For weeks, rumours have been circling The Block that a cheating scandal was on its way.
Hints were dropped that some teams might have been getting more help than they should, that rules were being ignored or that that some might even be blatantly copying others.
But exactly what had happened remained a mystery – until last week’s judging of the master bedrooms, where Sydney twins Josh and Luke had a surprise victory, and Perth All Stars Ronnie and Georgia finally dropped the bomb.
“Josh and Luke won,” Ronnie said of twins’ first victory of the season.
“It helps to cheat!”
As Georgia pleaded, “Don’t go there! Don’t go there!” Ronnie went on the attack, claiming the brothers had somehow obtained a copy of The Block’s production schedule and had known what rooms were coming up and when challenge days were planned.
“They’ve known from day one!” he said. “I know [that] for a fact.”
And having that knowledge, Ronnie, 45, tells TV WEEK, would give any contestant a clear advantage.
“It makes it an unfair competition,” he says. “For 12 weeks, you’re renovating rooms and trying to win money to do it.
“You need to win rooms to complete The Block to a really high standard, so by having a schedule, you can plan ahead. For example, if you know a bathroom week is coming up, you can speak to designers, to an architect, get ideas and order materials and trades.
“Knowing that someone had the full schedule… is just a complete p—take!”
Finding out whether Josh and Luke did cheat – or if perhaps another team might be behind the scandal and has been keeping a low profile – will play out over the rest of this week of The Block.
But the repercussions of Ronnie’s assertions blew up immediately.
“We had to ask ourselves, ‘How do we continue the show?” host Scott Cam, 58, tells TV WEEK.
“If we suspect someone has our production schedule, we have to change it to keep things fair… and that’s a serious undertaking.

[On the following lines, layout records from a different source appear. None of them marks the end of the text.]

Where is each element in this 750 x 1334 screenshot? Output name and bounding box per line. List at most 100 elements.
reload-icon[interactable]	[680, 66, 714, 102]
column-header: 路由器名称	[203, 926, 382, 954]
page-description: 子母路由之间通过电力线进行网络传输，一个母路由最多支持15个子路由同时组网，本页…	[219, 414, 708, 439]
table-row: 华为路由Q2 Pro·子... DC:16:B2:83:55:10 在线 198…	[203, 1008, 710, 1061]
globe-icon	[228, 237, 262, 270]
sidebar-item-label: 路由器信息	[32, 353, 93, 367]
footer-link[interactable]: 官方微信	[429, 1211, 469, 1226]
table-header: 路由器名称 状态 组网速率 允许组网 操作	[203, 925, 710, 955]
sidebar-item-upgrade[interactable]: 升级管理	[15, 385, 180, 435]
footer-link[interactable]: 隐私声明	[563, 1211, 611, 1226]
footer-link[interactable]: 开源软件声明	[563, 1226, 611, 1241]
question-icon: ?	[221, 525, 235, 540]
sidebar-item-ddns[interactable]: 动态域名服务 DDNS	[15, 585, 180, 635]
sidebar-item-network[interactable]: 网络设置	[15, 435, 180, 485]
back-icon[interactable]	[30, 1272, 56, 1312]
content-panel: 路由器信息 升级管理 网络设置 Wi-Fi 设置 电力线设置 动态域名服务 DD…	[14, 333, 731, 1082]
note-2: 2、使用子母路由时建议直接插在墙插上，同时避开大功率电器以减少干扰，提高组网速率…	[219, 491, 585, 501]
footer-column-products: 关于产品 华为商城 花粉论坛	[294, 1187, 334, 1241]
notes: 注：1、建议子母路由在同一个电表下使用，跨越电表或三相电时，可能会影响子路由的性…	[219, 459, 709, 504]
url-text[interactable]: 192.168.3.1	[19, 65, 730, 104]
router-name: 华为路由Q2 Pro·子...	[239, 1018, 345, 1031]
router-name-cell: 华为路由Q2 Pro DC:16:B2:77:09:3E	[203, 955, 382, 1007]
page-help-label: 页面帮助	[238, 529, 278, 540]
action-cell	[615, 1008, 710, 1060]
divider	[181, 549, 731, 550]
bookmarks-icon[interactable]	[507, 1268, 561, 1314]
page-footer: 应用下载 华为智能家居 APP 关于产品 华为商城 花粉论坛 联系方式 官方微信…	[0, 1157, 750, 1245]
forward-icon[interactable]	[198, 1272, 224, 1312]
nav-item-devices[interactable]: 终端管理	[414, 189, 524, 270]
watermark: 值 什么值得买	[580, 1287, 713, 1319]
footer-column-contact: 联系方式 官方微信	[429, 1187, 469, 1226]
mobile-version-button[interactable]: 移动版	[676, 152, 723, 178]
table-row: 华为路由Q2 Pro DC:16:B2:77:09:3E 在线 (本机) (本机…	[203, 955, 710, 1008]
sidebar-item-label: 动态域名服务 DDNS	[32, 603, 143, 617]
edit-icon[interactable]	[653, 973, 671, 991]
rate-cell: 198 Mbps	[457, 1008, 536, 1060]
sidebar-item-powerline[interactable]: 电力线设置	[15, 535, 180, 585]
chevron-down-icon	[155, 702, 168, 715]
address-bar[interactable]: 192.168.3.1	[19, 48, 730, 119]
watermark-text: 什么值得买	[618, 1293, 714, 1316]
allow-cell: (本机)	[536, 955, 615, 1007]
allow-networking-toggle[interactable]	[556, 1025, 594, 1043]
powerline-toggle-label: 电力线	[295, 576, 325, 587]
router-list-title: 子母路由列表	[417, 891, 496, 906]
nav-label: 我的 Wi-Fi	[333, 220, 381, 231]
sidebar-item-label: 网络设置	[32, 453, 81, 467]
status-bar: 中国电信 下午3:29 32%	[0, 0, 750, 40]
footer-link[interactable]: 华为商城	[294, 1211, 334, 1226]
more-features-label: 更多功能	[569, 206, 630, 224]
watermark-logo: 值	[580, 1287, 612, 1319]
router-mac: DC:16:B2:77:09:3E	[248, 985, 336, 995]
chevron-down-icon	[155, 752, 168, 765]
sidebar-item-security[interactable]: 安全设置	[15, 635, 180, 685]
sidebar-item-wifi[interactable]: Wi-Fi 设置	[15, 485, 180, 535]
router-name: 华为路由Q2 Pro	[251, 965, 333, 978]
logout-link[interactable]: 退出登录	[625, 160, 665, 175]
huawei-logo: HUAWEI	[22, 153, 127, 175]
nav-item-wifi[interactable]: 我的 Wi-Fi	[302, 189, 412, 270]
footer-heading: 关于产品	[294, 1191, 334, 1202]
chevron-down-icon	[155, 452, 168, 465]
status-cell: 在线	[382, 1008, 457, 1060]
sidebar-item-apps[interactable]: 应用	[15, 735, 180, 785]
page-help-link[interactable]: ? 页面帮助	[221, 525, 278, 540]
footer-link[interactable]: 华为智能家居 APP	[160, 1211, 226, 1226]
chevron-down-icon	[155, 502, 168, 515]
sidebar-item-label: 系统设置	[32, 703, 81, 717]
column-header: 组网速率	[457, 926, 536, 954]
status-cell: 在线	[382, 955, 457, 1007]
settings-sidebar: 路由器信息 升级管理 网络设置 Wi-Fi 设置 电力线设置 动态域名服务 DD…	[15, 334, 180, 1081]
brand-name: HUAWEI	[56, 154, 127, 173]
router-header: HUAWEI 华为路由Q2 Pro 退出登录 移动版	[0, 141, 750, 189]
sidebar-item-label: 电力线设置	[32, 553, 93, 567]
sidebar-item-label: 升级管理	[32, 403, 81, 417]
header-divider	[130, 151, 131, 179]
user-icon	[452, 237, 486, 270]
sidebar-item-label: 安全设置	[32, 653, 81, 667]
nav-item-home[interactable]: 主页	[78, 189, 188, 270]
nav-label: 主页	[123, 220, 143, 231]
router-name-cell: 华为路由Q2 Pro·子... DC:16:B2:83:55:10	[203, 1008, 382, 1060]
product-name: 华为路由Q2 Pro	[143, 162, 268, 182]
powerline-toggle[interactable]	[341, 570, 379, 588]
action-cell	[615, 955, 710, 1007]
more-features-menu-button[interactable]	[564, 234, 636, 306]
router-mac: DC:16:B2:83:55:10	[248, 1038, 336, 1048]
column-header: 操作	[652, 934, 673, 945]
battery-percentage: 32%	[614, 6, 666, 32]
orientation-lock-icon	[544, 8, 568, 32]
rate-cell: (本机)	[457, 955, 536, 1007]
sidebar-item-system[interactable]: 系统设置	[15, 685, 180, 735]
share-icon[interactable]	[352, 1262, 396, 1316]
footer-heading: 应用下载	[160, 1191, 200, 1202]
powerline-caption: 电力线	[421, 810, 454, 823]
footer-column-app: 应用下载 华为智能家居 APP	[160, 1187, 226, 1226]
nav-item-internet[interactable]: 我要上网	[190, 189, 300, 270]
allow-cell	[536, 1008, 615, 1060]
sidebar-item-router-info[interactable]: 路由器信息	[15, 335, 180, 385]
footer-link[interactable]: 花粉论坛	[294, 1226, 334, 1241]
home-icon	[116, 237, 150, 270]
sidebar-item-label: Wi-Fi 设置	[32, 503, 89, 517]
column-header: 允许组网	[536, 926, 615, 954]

“Changing two months worth of that schedule impacts deliveries of kitchens, laundries, cabinets, Gyprock, timber, roofing, everything. It was a logistical nightmare, but it had to be done.”
For the contestants, knowing that someone might have been cheating was equally troubling. It ripped apart friendships and sent tempers through the roof.
When the Blockheads call a body corporate this week to discuss an upcoming building problem, tensions quickly reach boiling point, until the teams degenerate into yelling abuse.
“You disgusting, ignorant, young piece of filth!” Mitch says to the twins when emotions erupt.
“You rude, rich, snob!” Josh fires back.
“It was disgusting!” Ronnie says. “The language, the behaviour – we couldn’t believe it. That was the moment where The Block completely divided.”
And still to come is what punishment The Block host Scott imposes on any team he believes has not abided by the rules of the competition.
“At the very least they should be stripped of any points and money they won,” Ronnie declares.
“Whether that’s severe enough or not, I don’t know,” Scott adds.
For any television series, the production schedule is the most important document there is. Worked out months before the cameras roll, it’s a complex breakdown of what resources, crew and budget need at every point of the project. So to change it mid-shoot is unthinkable.
But for Julian Cress, the executive producer of The Block, there was no other choice.
“There were whispers around the set in the first couple of weeks that somebody may have known which rooms were coming up,” Julian tells TV WEEK.
“We were all praying that wasn’t the case, because our production schedule is set months in advance and it’s extremely difficult to alter that schedule… it’s potentially disastrous.
“But we can’t have a situation where one, or maybe two, teams know the room-reveal schedule and the others don’t. That’s just simply unfair. There are two things on The Block that are more important than anything else: safety and fairness.
“Maintaining both those things is basically our job, so if somebody is gaining an unfair advantage, we have to move really quickly to make sure the game remains fair.”
The Block airs Monday to Wednesday, 7.30pm, and Sunday, 7pm, on Nine Network.